Society must recognise and understand the needs of people with a disability and their personal care support services if Australia is to lay claim as an equitable and just society. These services are critical if people with disabilities are to undertake the basic elements of daily life. Effective personal care services, educating the community and increasing understanding are important in ensuring people with disabilities are included on all level of the community. Appropriate training and development of the personal care workforce and the attitudes and work ethic of these workers plays a key role in the quality of life of people with disabilities.
Self managed funding can also play a key role in obtaining a quality of life. By being able to manage one’s own affairs, exercising as much authority over the service that they receive as they possibly can, an individual’s personal care system will reflect the needs and interests of that individual.
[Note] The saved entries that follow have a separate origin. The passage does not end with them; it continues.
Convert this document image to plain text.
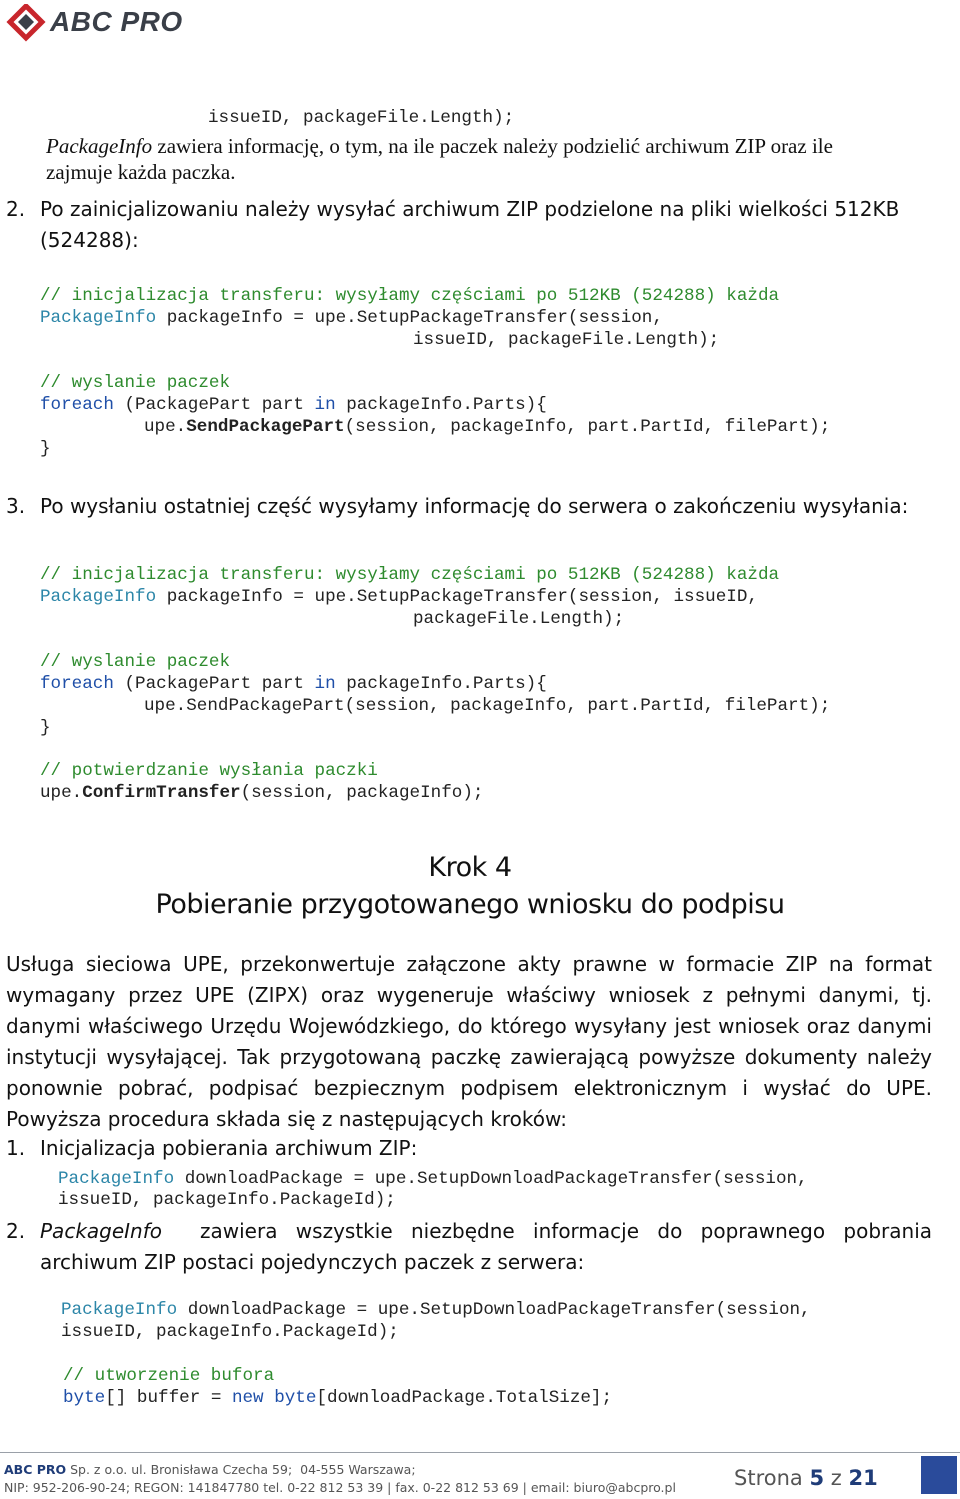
ABC PRO
issueID, packageFile.Length);
PackageInfo zawiera informację, o tym, na ile paczek należy podzielić archiwum ZIP oraz ile
zajmuje każda paczka.
2. Po zainicjalizowaniu należy wysyłać archiwum ZIP podzielone na pliki wielkości 512KB
(524288):
// inicjalizacja transferu: wysyłamy częściami po 512KB (524288) każda
PackageInfo packageInfo = upe.SetupPackageTransfer(session,
issueID, packageFile.Length);
// wyslanie paczek
foreach (PackagePart part in packageInfo.Parts){
upe.SendPackagePart(session, packageInfo, part.PartId, filePart);
}
3. Po wysłaniu ostatniej część wysyłamy informację do serwera o zakończeniu wysyłania:
// inicjalizacja transferu: wysyłamy częściami po 512KB (524288) każda
PackageInfo packageInfo = upe.SetupPackageTransfer(session, issueID,
packageFile.Length);
// wyslanie paczek
foreach (PackagePart part in packageInfo.Parts){
upe.SendPackagePart(session, packageInfo, part.PartId, filePart);
}
// potwierdzanie wysłania paczki
upe.ConfirmTransfer(session, packageInfo);
Krok 4
Pobieranie przygotowanego wniosku do podpisu
Usługa sieciowa UPE, przekonwertuje załączone akty prawne w formacie ZIP na format wymagany przez UPE (ZIPX) oraz wygeneruje właściwy wniosek z pełnymi danymi, tj. danymi właściwego Urzędu Wojewódzkiego, do którego wysyłany jest wniosek oraz danymi instytucji wysyłającej. Tak przygotowaną paczkę zawierającą powyższe dokumenty należy ponownie pobrać, podpisać bezpiecznym podpisem elektronicznym i wysłać do UPE. Powyższa procedura składa się z następujących kroków:
1. Inicjalizacja pobierania archiwum ZIP:
PackageInfo downloadPackage = upe.SetupDownloadPackageTransfer(session,
issueID, packageInfo.PackageId);
2. PackageInfo zawiera wszystkie niezbędne informacje do poprawnego pobrania
archiwum ZIP postaci pojedynczych paczek z serwera:
PackageInfo downloadPackage = upe.SetupDownloadPackageTransfer(session,
issueID, packageInfo.PackageId);
// utworzenie bufora
byte[] buffer = new byte[downloadPackage.TotalSize];
ABC PRO Sp. z o.o. ul. Bronisława Czecha 59;  04-555 Warszawa;
NIP: 952-206-90-24; REGON: 141847780 tel. 0-22 812 53 39 | fax. 0-22 812 53 69 | email: biuro@abcpro.pl	Strona 5 z 21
The emphasis has to be that the person using the system makes decisions regarding assistance with bathing, meals, education, transport, employment, housing modifications, equipment (walking sticks to wheelchairs, lifters). This validates the person’s autonomy, dignity and self worth as a valued member of society.
PDCSA is encouraged by the individualised self managed funding packages being trialled by various state governments and view them in a positive light but emphasise that it should be by choice of the individual. There would be many who would rather choose (as well as those incapable of choosing) to be managed by a separate approved agency and have any funding allocated for them.
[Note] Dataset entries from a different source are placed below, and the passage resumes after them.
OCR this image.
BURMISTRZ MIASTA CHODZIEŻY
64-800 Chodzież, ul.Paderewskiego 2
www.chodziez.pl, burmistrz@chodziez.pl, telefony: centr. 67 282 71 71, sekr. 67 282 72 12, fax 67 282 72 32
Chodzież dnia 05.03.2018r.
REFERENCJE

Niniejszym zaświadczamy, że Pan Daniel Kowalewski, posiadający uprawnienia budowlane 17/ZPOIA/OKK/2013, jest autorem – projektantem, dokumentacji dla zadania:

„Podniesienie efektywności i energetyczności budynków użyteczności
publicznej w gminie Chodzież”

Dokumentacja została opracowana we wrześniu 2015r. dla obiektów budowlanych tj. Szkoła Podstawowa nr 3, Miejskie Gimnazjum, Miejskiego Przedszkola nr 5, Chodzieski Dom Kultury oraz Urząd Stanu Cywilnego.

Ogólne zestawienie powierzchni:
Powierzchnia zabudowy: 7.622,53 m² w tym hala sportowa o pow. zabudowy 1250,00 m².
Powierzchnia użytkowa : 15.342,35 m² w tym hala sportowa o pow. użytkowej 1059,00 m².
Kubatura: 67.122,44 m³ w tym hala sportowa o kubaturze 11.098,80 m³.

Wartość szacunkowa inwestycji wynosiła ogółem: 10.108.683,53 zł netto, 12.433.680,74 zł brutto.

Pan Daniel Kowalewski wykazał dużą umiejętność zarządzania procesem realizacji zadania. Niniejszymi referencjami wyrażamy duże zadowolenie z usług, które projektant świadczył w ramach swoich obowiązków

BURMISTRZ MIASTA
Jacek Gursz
Individual people with disabilities wish to have a reasonable level of choice about their recreational, work and lifestyle preferences. To achieve this there needs to be an intentional and deliberate building of the capacity of communities to include and encourage people with disabilities as willing participants in an inclusive society.
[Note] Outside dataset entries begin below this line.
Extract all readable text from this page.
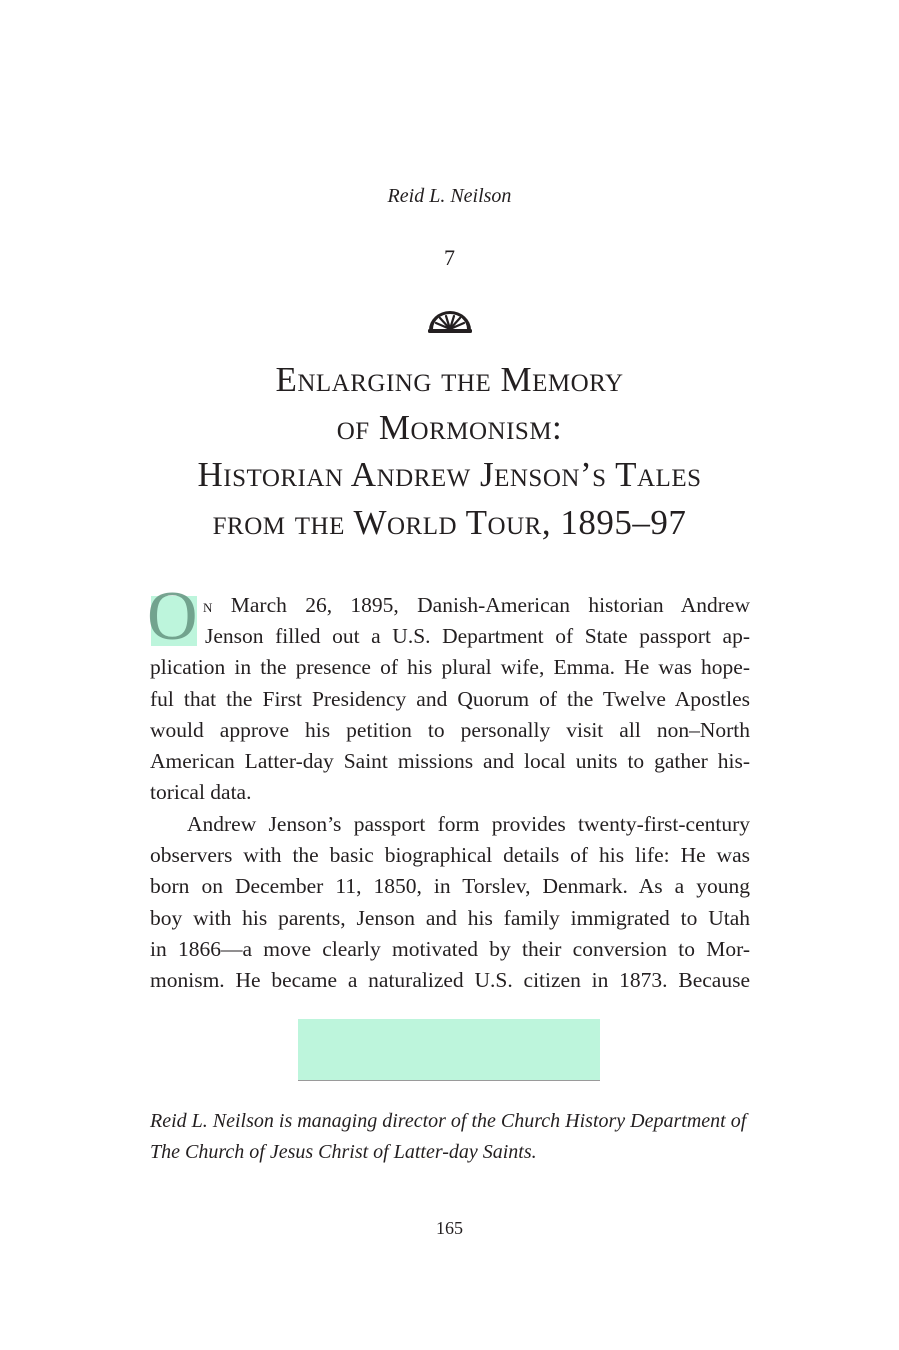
Reid L. Neilson
7
Enlarging the Memory
of Mormonism:
Historian Andrew Jenson’s Tales
from the World Tour, 1895–97
O n March 26, 1895, Danish-American historian Andrew
Jenson filled out a U.S. Department of State passport ap-
plication in the presence of his plural wife, Emma. He was hope-
ful that the First Presidency and Quorum of the Twelve Apostles
would approve his petition to personally visit all non–North
American Latter-day Saint missions and local units to gather his-
torical data.
Andrew Jenson’s passport form provides twenty-first-century
observers with the basic biographical details of his life: He was
born on December 11, 1850, in Torslev, Denmark. As a young
boy with his parents, Jenson and his family immigrated to Utah
in 1866—a move clearly motivated by their conversion to Mor-
monism. He became a naturalized U.S. citizen in 1873. Because
Reid L. Neilson is managing director of the Church History Department of
The Church of Jesus Christ of Latter-day Saints.
165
There is a civic responsibility to voice the belief that people with disabilities belong at the heart of things, not on the edges. We can all make demands of our local communities and challenge the historical way of doing things. We can spark a thought process, a catalyst of change for all people. People in general need support to think their way through some of these issues. Community groups and local councils are good examples of where these challenges can be met.
For example, a community group could be helped to ask, “What can we do to make sure that a person has a positive experience while participating with us”. The centres could be assisted in integrating into their strategic planning an increased awareness that disability issues cover a broad spectrum. More often than not a person with disability may be dealing with several issues such as physical, intellectual and social challenges on a daily basis, requiring acknowledgement if there is to be a positive outcome for all.
Peer mentoring is an effective strategy to empower people with disabilities and to support social inclusion. This requires funding and here, education is the key.
The responsibility of government is to implement such changes, to provide leadership in raising these issues in society and provide assistance so people can think through the issues. This can only happen by including people with disabilities in consultation, using all necessary means of support. But just as important are the co-operation and the assistance of society by being open and welcoming to all.
The time has come for the Government of Australia to take on the challenge of introducing the proposed NDIS which would ultimately benefit all Australians with a disability regardless of how their disability was acquired.
PDSCA joins with the commission in blazing the trail for an inclusive, just society. It is imperative we do this, because all people belong at the heart of things, not on the edges.